Abstract: Epidemiology of Dementia in Down Syndrome and Other Developmental Disabilities (Society for Social Work and Research 24th Annual Conference - Reducing Racial and Economic Inequality)

Epidemiology of Dementia in Down Syndrome and Other Developmental Disabilities

Friday, January 17, 2020
Independence BR A, ML 4 (Marriott Marquis Washington DC)
* noted as presenting author
Eric Rubenstein, PhD, Postdoctoral Fellow, University of Wisconsin-Madison, Madison, WI
Lauren Bishop-Fitzpatrick, PhD, Assistant Professor, University of Wisconsin-Madison, Madison, WI
Background and Purpose: We have seen a profound increase in lifespan for individuals with Down syndrome (DS) in the past few decades leading to a large and somewhat understudied population of middle- and older aged adults with DS. Individuals with DS are at higher risk for earlier onset of dementia given the trisomy of chromosome 21 where the amyloid precursor protein (APP) gene is located. Beta-amyloid (produced by APP proteins) is hypothesized to increase risk for Alzheimer’s dementia. While neuropsychological testing and imaging data confirms the increased risk of dementia in convenience samples of adults with DS, little epidemiological work has clarified the extent of this public health crises. Our objective was to describe prevalence and incidence of dementia in DS and compare results to other intellectual and developmental disabilities (IDD) in which we can now assess later life outcomes.

Methods: We assessed Medicaid claims for adults (≥ 21 years) who had two claims for IDD on two different days ever during their Medicaid enrollment.
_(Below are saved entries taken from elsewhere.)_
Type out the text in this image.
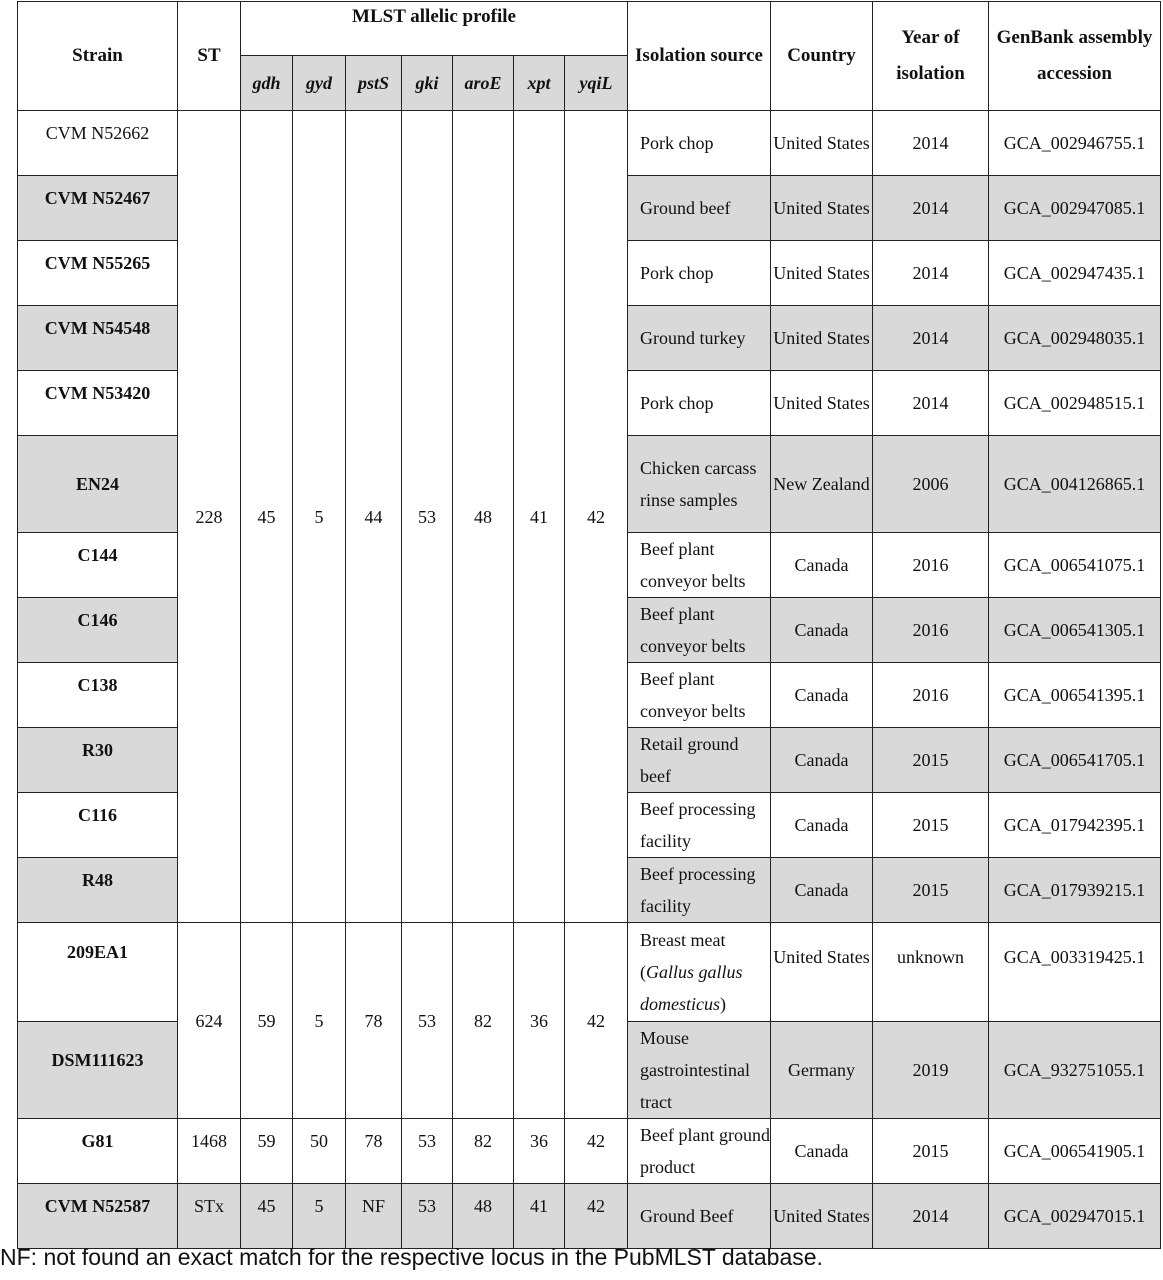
Strain	ST	MLST allelic profile							Isolation source	Country	Year of isolation	GenBank assembly accession
		gdh	gyd	pstS	gki	aroE	xpt	yqiL				
CVM N52662	228	45	5	44	53	48	41	42	Pork chop	United States	2014	GCA_002946755.1
CVM N52467									Ground beef	United States	2014	GCA_002947085.1
CVM N55265									Pork chop	United States	2014	GCA_002947435.1
CVM N54548									Ground turkey	United States	2014	GCA_002948035.1
CVM N53420									Pork chop	United States	2014	GCA_002948515.1
EN24									Chicken carcass rinse samples	New Zealand	2006	GCA_004126865.1
C144									Beef plant conveyor belts	Canada	2016	GCA_006541075.1
C146									Beef plant conveyor belts	Canada	2016	GCA_006541305.1
C138									Beef plant conveyor belts	Canada	2016	GCA_006541395.1
R30									Retail ground beef	Canada	2015	GCA_006541705.1
C116									Beef processing facility	Canada	2015	GCA_017942395.1
R48									Beef processing facility	Canada	2015	GCA_017939215.1
209EA1	624	59	5	78	53	82	36	42	Breast meat (Gallus gallus domesticus)	United States	unknown	GCA_003319425.1
DSM111623									Mouse gastrointestinal tract	Germany	2019	GCA_932751055.1
G81	1468	59	50	78	53	82	36	42	Beef plant ground product	Canada	2015	GCA_006541905.1
CVM N52587	STx	45	5	NF	53	48	41	42	Ground Beef	United States	2014	GCA_002947015.1
NF: not found an exact match for the respective locus in the PubMLST database.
Participants were included if they had ICD-9 or ICD-10 codes for autism spectrum disorder (ASD; N=5860), intellectual disability (ID; N=13482), or DS (N=2698). We analyzed claims from 2008-2018. Dementia claims were extracted from codes from Center for Medicaid Studies Chronic Conditions Data Warehouse and used previously validated procedures and that  recommend a minimum of 3 years enrollment to ensure diagnostic validity. We categorized our case groups into exclusive categories (DS, ASD without ID, ASD with ID, and ID not DS) and created three age groups to account for differences in age distribution between case groups (age at first year enrolled of <40, 40-54, or ≥55).  We used a 1-year washout period to assess incident dementia claims and created Kaplan Meier curves that accounted for administrative censoring.

Results: In beneficiaries with DS, 20.5% had a claim of dementia over the ten-year follow-up. By age category, 50.0% of beneficiaries with DS ≥55 years had a dementia claim, more than twice the prevalence of other IDD groups.  Probability of an incident dementia claim was 0.4 over ten years enrollment for the 40-54 DS age group and 0.6 for the ≥55 DS age group. We found differences between prevalent dementia claims across age groups comparing ASD without and ASD with ID (post-hoc logistic regression adjusting for age; odds ratio 0.53, 95% CI 0.4, 0.7). Incidence did not differ between the ASD, ASD+ID, and ID groups in the older two age groups based on log-rank tests having P values >0.05.

Conclusions and Implications: Our findings from a state-wide health service system illustrate that dementia is highly prevalent in community-dwelling adults with DS, confirming past clinical and convenience samples. Adults with ASD+ID were at higher risk compared to adults with ASD without ID, highlighting areas for future analyses. High prevalence of dementia in adult Medicaid beneficiaries with DS suggests the need to develop specific services and supports for adults with DS and dementia, particularly as adults with DS age and reside in Medicaid-funded assisted living and/or skilled nursing facilities.